Don’t Read Marx

Andrew P argues that Y/DSA reading and political education groups don’t need to abandon Marx, but should reorganize themselves for the modern worker.


Don’t get me wrong, reading Marx is an illuminating experience that — once you have managed to break through the Hegelian philosophy and technical terminology — accurately reflects the world around us and provides the reader with excellent tools to describe it. But your Y/DSA reading group should not put him on the syllabus. It’s counterproductive.

The goal of a Y/DSA political education and reading group should be to familiarize Y/DSAers and other members of the working class with socialist theory. We need to be informed of the past to know how to build beyond it. But familiarity does not require expertise.

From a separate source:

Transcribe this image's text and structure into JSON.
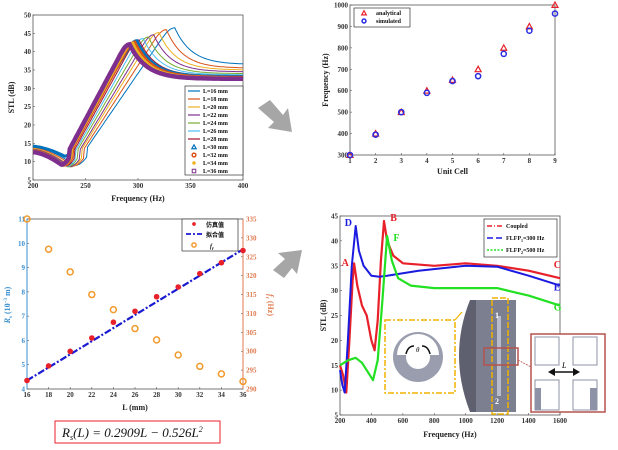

Political education and reading groups are vital tools to make sure new members understand what socialism is and how Y/DSA is building it.

But people need to actually attend a reading group to learn any of that. When reading Marx, Engels, Lenin, or almost any other non-contemporary Marxist, it is too easy to get caught up in specifics. Reading Marx and Engels requires the reader to be familiar with Hegelian philosophy — something the average working person has not even heard of — and reading Lenin requires a passing familiarity with the politics of the Second International and the Russian Social Democratic Labour Party. Our goals are attendance and engagement, and while it is not elitist to read Marx, it is not particularly useful either.

In the preface to the 1872 second edition of The Communist Manifesto, Marx and Engels reflect on their most famous document and come to see it as something closer to a historical document and that they felt that they should have written a completely new one given the tidal wave of events that had occurred since its first publication in February 1848.

Despite David Harvey’s insistence (and he’s correct about this) that Das Kapital is a living document, the fact remains that for most it is a historical tome that requires a herculean effort to read. If Y/DSA reading groups are meant to introduce working-class people to socialist theory, then I suggest we listen to Marx in one of the many prefaces he wrote to Das Kapital. Responding to a suggestion to split the book up into several smaller chapters, he wrote: “In this form the book will be more accessible to the working class, a consideration which to me outweighs everything else.”

Marx wrote for the nineteenth-century reader. That does not mean he is wrong — the opposite is true — but the way we learn has changed and we must be willing to change with it. In the French preface, Marx uses the expression “…but here is the reverse of the medal” which, although readily apparent in context, requires more thought from the reader than a more modern phrase. This is not the fault of Marx, he admitted “[t]hat [it] is a disadvantage I am powerless to overcome,” when explaining why he could not allow Das Kapital to be published in a worker-friendly format. Marx is simply not meant for the average twenty-first century reader and we cannot build our political education around texts that are not easily accessible to those who are tired from a 40-plus-hour work week. We must make Y/DSA political education accessible to the working class!

What is to be done? Y/DSA organizers must accept that organizing a reading group is a much bigger challenge than just assigning texts. It requires a thorough pedagogical organization with specific learning goals baked into every meeting. Organizing a Y/DSA political education group requires hard work and there are few examples of its success, but we must treat political education as a critical part of the national Y/DSA platform and make reading groups as accessible as possible if we ever hope to challenge capitalist hegemony.

We do not need reading groups but political education groups. We do not just need organizers but teachers to lead discussions and provide the class with direction. Many readers will resent the “tyranny” that a teacher must necessarily bring to the classroom, but for a group to have any direction there must be some kind of leadership. We also need shorter and easier assigned readings like Why Marx Was Right by Terry Eagleton or The ABCs of Capitalism by Jacobin (available for free here). 

But the right books are not enough; they must also be broken down into smaller sections and include videos and short articles to ensure that even if someone did not read the text there are other, less time-consuming ways for them to participate. Actual political education groups should include lectures and films to ensure that everyone present can take away the basic information, even if they will miss some of the finer points.

That is the important reality of Y/DSA reading groups. When we trade Marx for a modern retelling, we are losing detail but gaining a mass of people who can articulate the basic points of socialist theory in opposition to the overwhelming “capitalist realism” we live under. They will not be experts but, sometimes, it is okay to not be an expert.